According to figures offered by Senator John McCain (R-Arizona), who chairs the committee, Clear Channel Communications alone has grown from sixty stations before the 1996 Telecommunications Act to 1,200.

Deregulation was further vilified for allowing the same conglomerates that owned several radio stations, to also own live music venues, agencies and promotional companies, which Henley called an "institutionalized conflict of interest."
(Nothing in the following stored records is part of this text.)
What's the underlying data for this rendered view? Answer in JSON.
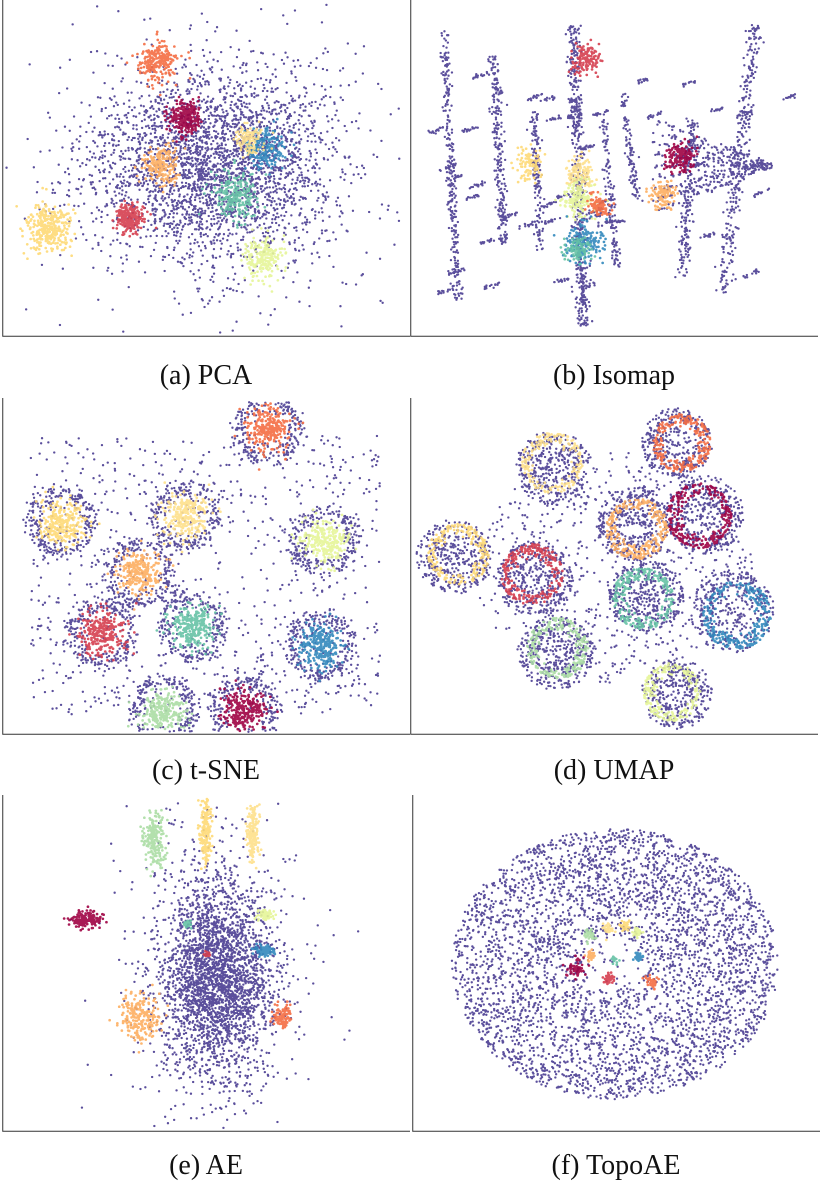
{
  "palette": {
    "background": "#5b4f9c",
    "clusters": [
      "#9e0142",
      "#d53e4f",
      "#f46d43",
      "#fdae61",
      "#fee08b",
      "#e6f598",
      "#abdda4",
      "#66c2a5",
      "#3288bd",
      "#fed976"
    ],
    "axis": "#333333"
  },
  "chart_data": [
    {
      "id": "a",
      "type": "scatter",
      "title": "(a) PCA",
      "xlabel": "",
      "ylabel": "",
      "xlim": [
        -1,
        1
      ],
      "ylim": [
        -1,
        1
      ],
      "grid": false,
      "background_cloud": {
        "center": [
          0.05,
          0.02
        ],
        "spread": [
          0.3,
          0.3
        ],
        "count": 3200,
        "shape": "gaussian"
      },
      "clusters": [
        {
          "center": [
            -0.1,
            0.31
          ],
          "spread": 0.04,
          "count": 260,
          "color_index": 0
        },
        {
          "center": [
            -0.38,
            -0.3
          ],
          "spread": 0.035,
          "count": 240,
          "color_index": 1
        },
        {
          "center": [
            -0.24,
            0.65
          ],
          "spread": 0.05,
          "count": 220,
          "color_index": 2
        },
        {
          "center": [
            -0.22,
            0.02
          ],
          "spread": 0.045,
          "count": 200,
          "color_index": 3
        },
        {
          "center": [
            -0.79,
            -0.35
          ],
          "spread": 0.055,
          "count": 300,
          "color_index": 9
        },
        {
          "center": [
            0.29,
            -0.55
          ],
          "spread": 0.05,
          "count": 220,
          "color_index": 5
        },
        {
          "center": [
            0.15,
            -0.17
          ],
          "spread": 0.06,
          "count": 240,
          "color_index": 7
        },
        {
          "center": [
            0.3,
            0.13
          ],
          "spread": 0.05,
          "count": 200,
          "color_index": 8
        },
        {
          "center": [
            0.22,
            0.18
          ],
          "spread": 0.035,
          "count": 120,
          "color_index": 4
        }
      ]
    },
    {
      "id": "b",
      "type": "scatter",
      "title": "(b) Isomap",
      "xlabel": "",
      "ylabel": "",
      "xlim": [
        -1,
        1
      ],
      "ylim": [
        -1,
        1
      ],
      "grid": false,
      "background_cloud": {
        "shape": "strips",
        "count": 2200
      },
      "clusters": [
        {
          "center": [
            -0.14,
            0.67
          ],
          "spread": 0.035,
          "count": 140,
          "color_index": 1
        },
        {
          "center": [
            -0.42,
            0.03
          ],
          "spread": 0.04,
          "count": 90,
          "color_index": 9
        },
        {
          "center": [
            -0.16,
            -0.02
          ],
          "spread": 0.035,
          "count": 130,
          "color_index": 4
        },
        {
          "center": [
            -0.17,
            -0.19
          ],
          "spread": 0.045,
          "count": 160,
          "color_index": 5
        },
        {
          "center": [
            -0.07,
            -0.22
          ],
          "spread": 0.03,
          "count": 100,
          "color_index": 2
        },
        {
          "center": [
            -0.15,
            -0.45
          ],
          "spread": 0.045,
          "count": 180,
          "color_index": 8
        },
        {
          "center": [
            -0.18,
            -0.49
          ],
          "spread": 0.03,
          "count": 100,
          "color_index": 7
        },
        {
          "center": [
            0.25,
            -0.16
          ],
          "spread": 0.035,
          "count": 100,
          "color_index": 3
        },
        {
          "center": [
            0.34,
            0.07
          ],
          "spread": 0.035,
          "count": 160,
          "color_index": 0
        }
      ]
    },
    {
      "id": "c",
      "type": "scatter",
      "title": "(c) t-SNE",
      "xlabel": "",
      "ylabel": "",
      "xlim": [
        -1,
        1
      ],
      "ylim": [
        -1,
        1
      ],
      "grid": false,
      "background_cloud": {
        "shape": "halos",
        "halo_radius": 0.17,
        "count_per_halo": 230,
        "diffuse_count": 900
      },
      "clusters": [
        {
          "center": [
            0.32,
            0.83
          ],
          "spread": 0.055,
          "count": 260,
          "color_index": 2
        },
        {
          "center": [
            -0.1,
            0.31
          ],
          "spread": 0.055,
          "count": 260,
          "color_index": 4
        },
        {
          "center": [
            -0.72,
            0.27
          ],
          "spread": 0.055,
          "count": 260,
          "color_index": 9
        },
        {
          "center": [
            0.6,
            0.16
          ],
          "spread": 0.055,
          "count": 260,
          "color_index": 5
        },
        {
          "center": [
            -0.33,
            -0.04
          ],
          "spread": 0.055,
          "count": 260,
          "color_index": 3
        },
        {
          "center": [
            -0.52,
            -0.4
          ],
          "spread": 0.055,
          "count": 260,
          "color_index": 1
        },
        {
          "center": [
            -0.06,
            -0.36
          ],
          "spread": 0.055,
          "count": 260,
          "color_index": 7
        },
        {
          "center": [
            0.58,
            -0.48
          ],
          "spread": 0.055,
          "count": 260,
          "color_index": 8
        },
        {
          "center": [
            -0.21,
            -0.87
          ],
          "spread": 0.055,
          "count": 260,
          "color_index": 6
        },
        {
          "center": [
            0.2,
            -0.87
          ],
          "spread": 0.055,
          "count": 260,
          "color_index": 0
        }
      ]
    },
    {
      "id": "d",
      "type": "scatter",
      "title": "(d) UMAP",
      "xlabel": "",
      "ylabel": "",
      "xlim": [
        -1,
        1
      ],
      "ylim": [
        -1,
        1
      ],
      "grid": false,
      "background_cloud": {
        "shape": "rings",
        "count_per_ring": 360,
        "diffuse_count": 700
      },
      "clusters": [
        {
          "center": [
            0.32,
            0.75
          ],
          "radius": 0.17,
          "count": 320,
          "color_index": 2
        },
        {
          "center": [
            -0.3,
            0.6
          ],
          "radius": 0.18,
          "count": 260,
          "color_index": 4
        },
        {
          "center": [
            0.46,
            0.32
          ],
          "radius": 0.19,
          "count": 360,
          "color_index": 0
        },
        {
          "center": [
            0.11,
            0.26
          ],
          "radius": 0.18,
          "count": 320,
          "color_index": 3
        },
        {
          "center": [
            -0.8,
            0.06
          ],
          "radius": 0.18,
          "count": 280,
          "color_index": 9
        },
        {
          "center": [
            -0.39,
            -0.07
          ],
          "radius": 0.18,
          "count": 320,
          "color_index": 1
        },
        {
          "center": [
            0.17,
            -0.17
          ],
          "radius": 0.18,
          "count": 320,
          "color_index": 7
        },
        {
          "center": [
            0.6,
            -0.27
          ],
          "radius": 0.2,
          "count": 360,
          "color_index": 8
        },
        {
          "center": [
            -0.29,
            -0.52
          ],
          "radius": 0.18,
          "count": 300,
          "color_index": 6
        },
        {
          "center": [
            0.32,
            -0.77
          ],
          "radius": 0.17,
          "count": 280,
          "color_index": 5
        }
      ]
    },
    {
      "id": "e",
      "type": "scatter",
      "title": "(e) AE",
      "xlabel": "",
      "ylabel": "",
      "xlim": [
        -1,
        1
      ],
      "ylim": [
        -1,
        1
      ],
      "grid": false,
      "background_cloud": {
        "center": [
          0.06,
          -0.08
        ],
        "spread": [
          0.14,
          0.3
        ],
        "count": 3200,
        "shape": "gaussian"
      },
      "clusters": [
        {
          "center": [
            -0.26,
            0.75
          ],
          "spread": [
            0.03,
            0.07
          ],
          "count": 220,
          "color_index": 6
        },
        {
          "center": [
            0.0,
            0.8
          ],
          "spread": [
            0.015,
            0.08
          ],
          "count": 180,
          "color_index": 9
        },
        {
          "center": [
            0.24,
            0.79
          ],
          "spread": [
            0.015,
            0.07
          ],
          "count": 160,
          "color_index": 4
        },
        {
          "center": [
            -0.6,
            0.27
          ],
          "spread": [
            0.04,
            0.02
          ],
          "count": 160,
          "color_index": 0
        },
        {
          "center": [
            -0.09,
            0.24
          ],
          "spread": [
            0.012,
            0.01
          ],
          "count": 30,
          "color_index": 7
        },
        {
          "center": [
            0.3,
            0.3
          ],
          "spread": [
            0.02,
            0.012
          ],
          "count": 80,
          "color_index": 5
        },
        {
          "center": [
            0.3,
            0.08
          ],
          "spread": [
            0.025,
            0.012
          ],
          "count": 100,
          "color_index": 8
        },
        {
          "center": [
            0.01,
            0.06
          ],
          "spread": [
            0.008,
            0.008
          ],
          "count": 20,
          "color_index": 1
        },
        {
          "center": [
            -0.33,
            -0.32
          ],
          "spread": [
            0.05,
            0.06
          ],
          "count": 220,
          "color_index": 3
        },
        {
          "center": [
            0.39,
            -0.32
          ],
          "spread": [
            0.025,
            0.03
          ],
          "count": 100,
          "color_index": 2
        }
      ]
    },
    {
      "id": "f",
      "type": "scatter",
      "title": "(f) TopoAE",
      "xlabel": "",
      "ylabel": "",
      "xlim": [
        -1,
        1
      ],
      "ylim": [
        -1,
        1
      ],
      "grid": false,
      "background_cloud": {
        "center": [
          0.0,
          0.0
        ],
        "radius": 0.82,
        "count": 4200,
        "shape": "disk"
      },
      "clusters": [
        {
          "center": [
            -0.13,
            0.18
          ],
          "spread": 0.015,
          "count": 40,
          "color_index": 6
        },
        {
          "center": [
            -0.04,
            0.21
          ],
          "spread": 0.015,
          "count": 30,
          "color_index": 4
        },
        {
          "center": [
            0.05,
            0.23
          ],
          "spread": 0.012,
          "count": 30,
          "color_index": 9
        },
        {
          "center": [
            0.11,
            0.19
          ],
          "spread": 0.012,
          "count": 30,
          "color_index": 5
        },
        {
          "center": [
            -0.12,
            0.05
          ],
          "spread": 0.012,
          "count": 30,
          "color_index": 3
        },
        {
          "center": [
            0.0,
            0.03
          ],
          "spread": 0.01,
          "count": 20,
          "color_index": 7
        },
        {
          "center": [
            0.12,
            0.04
          ],
          "spread": 0.012,
          "count": 30,
          "color_index": 8
        },
        {
          "center": [
            -0.2,
            -0.03
          ],
          "spread": 0.025,
          "count": 60,
          "color_index": 0
        },
        {
          "center": [
            -0.03,
            -0.09
          ],
          "spread": 0.015,
          "count": 40,
          "color_index": 1
        },
        {
          "center": [
            0.18,
            -0.11
          ],
          "spread": 0.018,
          "count": 40,
          "color_index": 2
        }
      ]
    }
  ]
}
In his opening statements, McCain called himself "a firm believer in free market principles," claiming that "anachronistic government regulations do not reflect today's multimedia marketplace." The Senator plans to offer his own Telecommunications Ownership Diversification Act, which would offer tax deferrals and market-based incentives to help smaller businesses.
In contrast to Henley's testimony, Clear Channel chairman and CEO Lowry Mays called the radio industry "healthier and more robust today than ever before." Mays cited radio slumps in the late Eighties and early Nineties as proof that the 1996 act had a positive impact. "With the ability to own more stations, both locally and nationally, radio companies could create economies of scale and benefit from the substantial cost savings that result," Mays said. He also noted that Clear Channel's 1,200 stations represented only nine percent of radio stations in the country, unlike cable television where the top ten companies own eighty-nine percent of the revenues, and film, where the ten biggest companies own ninety-nine percent.

Troubles caused by radio deregulation have been a pet pursuit of several artists, many of whom, like Henley, express nostalgia for the FM of yesteryear. The consolidation informed Tom Petty's most recent release, The Last DJ, an indictment of industry practices with regards to radio and concerts, the title track from which was banned from several radio play lists last fall. "I don't really give a flying fuck about any of it," Petty told Rolling Stone. "But I was elated when my song was banned. In 2002, to have a song banned that doesn't have a dirty word, doesn't advocate violence -- it's fascinating. I remember when the radio meant something. We enjoyed the people who were on it, even if we hated them. They had personalities. They were people of taste, who we trusted. And I see that vanishing."